There’s a big question over whether it’s viable to rely on snow machines in the long term—especially since rising global temperatures are expected to threaten more ski resorts in years to come. Snowmaking requires a lot of energy, which makes upping use of the devices controversial and expensive. A 2011 review of Swedish snowmaking found that the amount of electricity required to make just 2 meters cubed of artificial snow was, on average, equivalent to what a typical British household would use in a day. Clopath says Laax uses 100 percent renewable energy, but it still has to pay for that.
Artificial snow is also different from the real thing. The guns blast water droplets into the cold air, which freeze. Moisture in the atmosphere then condenses and freezes around those droplets, growing the snow particles. This yields a particularly compact covering of snow, which experienced skiers can distinguish from the real thing, though Clopath says the attributes of artificial snow came in handy in recent weeks. The rain tended to trickle off the compact surface rather than penetrate into the snow and melt it.
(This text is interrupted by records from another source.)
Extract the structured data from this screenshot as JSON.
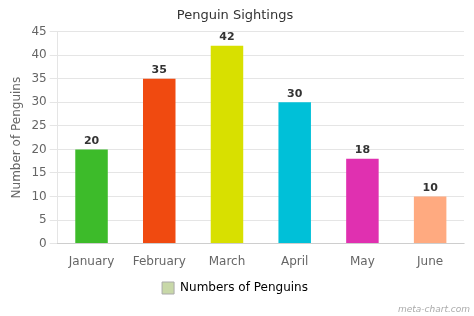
{
  "chart_data": {
    "type": "bar",
    "title": "Penguin Sightings",
    "ylabel": "Number of Penguins",
    "categories": [
      "January",
      "February",
      "March",
      "April",
      "May",
      "June"
    ],
    "series": [
      {
        "name": "Numbers of Penguins",
        "color": "#c8d8a8",
        "colors": [
          "#3dbb2a",
          "#f04a10",
          "#d8e000",
          "#00c0d8",
          "#e030b0",
          "#ffaa80"
        ],
        "values": [
          20,
          35,
          42,
          30,
          18,
          10
        ]
      }
    ],
    "ylim": [
      0,
      45
    ],
    "yticks": [
      0,
      5,
      10,
      15,
      20,
      25,
      30,
      35,
      40,
      45
    ],
    "grid": true,
    "legend": "bottom",
    "data_labels": true,
    "annotations": [
      "meta-chart.com"
    ]
  }
}
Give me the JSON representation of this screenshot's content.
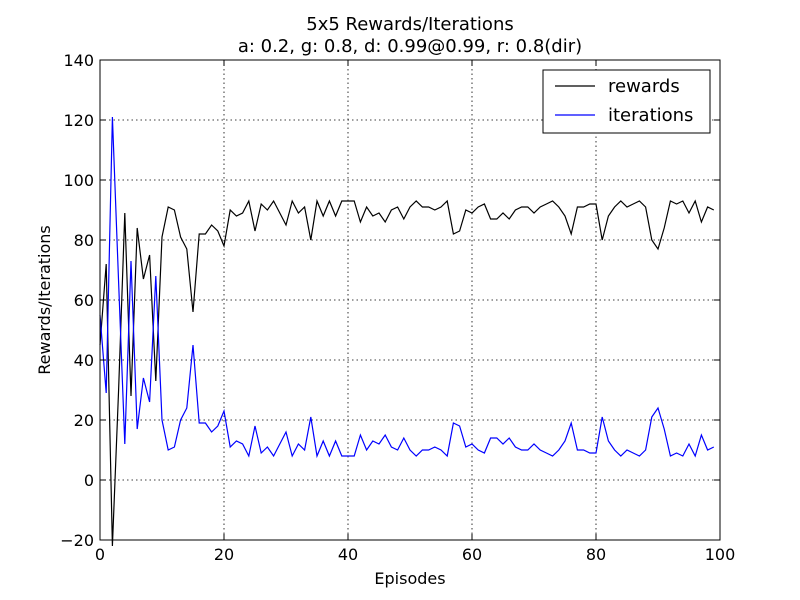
{
  "chart_data": {
    "type": "line",
    "title": "5x5 Rewards/Iterations",
    "subtitle": "a: 0.2, g: 0.8, d: 0.99@0.99, r: 0.8(dir)",
    "xlabel": "Episodes",
    "ylabel": "Rewards/Iterations",
    "xlim": [
      0,
      100
    ],
    "ylim": [
      -20,
      140
    ],
    "xticks": [
      0,
      20,
      40,
      60,
      80,
      100
    ],
    "yticks": [
      -20,
      0,
      20,
      40,
      60,
      80,
      100,
      120,
      140
    ],
    "grid": true,
    "legend_position": "top-right",
    "series": [
      {
        "name": "rewards",
        "color": "#000000",
        "values": [
          45,
          72,
          -22,
          30,
          89,
          28,
          84,
          67,
          75,
          33,
          81,
          91,
          90,
          81,
          77,
          56,
          82,
          82,
          85,
          83,
          78,
          90,
          88,
          89,
          93,
          83,
          92,
          90,
          93,
          89,
          85,
          93,
          89,
          91,
          80,
          93,
          88,
          93,
          88,
          93,
          93,
          93,
          86,
          91,
          88,
          89,
          86,
          90,
          91,
          87,
          91,
          93,
          91,
          91,
          90,
          91,
          93,
          82,
          83,
          90,
          89,
          91,
          92,
          87,
          87,
          89,
          87,
          90,
          91,
          91,
          89,
          91,
          92,
          93,
          91,
          88,
          82,
          91,
          91,
          92,
          92,
          80,
          88,
          91,
          93,
          91,
          92,
          93,
          91,
          80,
          77,
          84,
          93,
          92,
          93,
          89,
          93,
          86,
          91,
          90
        ]
      },
      {
        "name": "iterations",
        "color": "#0000ff",
        "values": [
          55,
          29,
          121,
          66,
          12,
          73,
          17,
          34,
          26,
          68,
          20,
          10,
          11,
          20,
          24,
          45,
          19,
          19,
          16,
          18,
          23,
          11,
          13,
          12,
          8,
          18,
          9,
          11,
          8,
          12,
          16,
          8,
          12,
          10,
          21,
          8,
          13,
          8,
          13,
          8,
          8,
          8,
          15,
          10,
          13,
          12,
          15,
          11,
          10,
          14,
          10,
          8,
          10,
          10,
          11,
          10,
          8,
          19,
          18,
          11,
          12,
          10,
          9,
          14,
          14,
          12,
          14,
          11,
          10,
          10,
          12,
          10,
          9,
          8,
          10,
          13,
          19,
          10,
          10,
          9,
          9,
          21,
          13,
          10,
          8,
          10,
          9,
          8,
          10,
          21,
          24,
          17,
          8,
          9,
          8,
          12,
          8,
          15,
          10,
          11
        ]
      }
    ]
  }
}
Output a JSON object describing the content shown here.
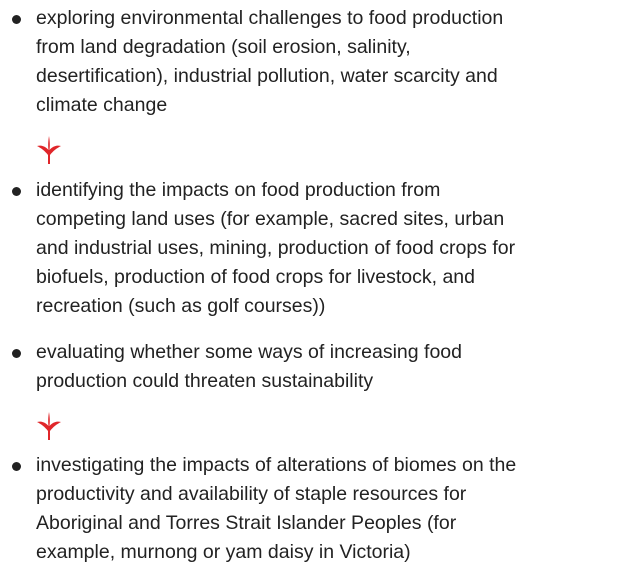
{
  "list": {
    "items": [
      {
        "lines": [
          "exploring environmental challenges to food production",
          "from land degradation (soil erosion, salinity,",
          "desertification), industrial pollution, water scarcity and",
          "climate change"
        ]
      },
      {
        "lines": [
          "identifying the impacts on food production from",
          "competing land uses (for example, sacred sites, urban",
          "and industrial uses, mining, production of food crops for",
          "biofuels, production of food crops for livestock, and",
          "recreation (such as golf courses))"
        ]
      },
      {
        "lines": [
          "evaluating whether some ways of increasing food",
          "production could threaten sustainability"
        ]
      },
      {
        "lines": [
          "investigating the impacts of alterations of biomes on the",
          "productivity and availability of staple resources for",
          "Aboriginal and Torres Strait Islander Peoples (for",
          "example, murnong or yam daisy in Victoria)"
        ]
      }
    ]
  }
}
A bigger long-term issue is that snow guns can’t just be turned on whenever you want—they need the right operating conditions. Unsuitable weather meant that there was only a short time over Christmas during which it was cold and dry enough to run the contraptions, Clopath notes. Poor snowfall at Christmas is far from unheard of in the Swiss Alps, but it’s the noticeably warm temperatures and lack of suitable snowmaking periods that are really challenging resorts now, he says: “We had two really good weeks to produce the snow, and after that it was too warm.” In the end, Laax managed to cover around a third of its pistes with artificial snow. Natural snow, present only at higher latitudes at first, eventually began falling and settling on the lower slopes, too.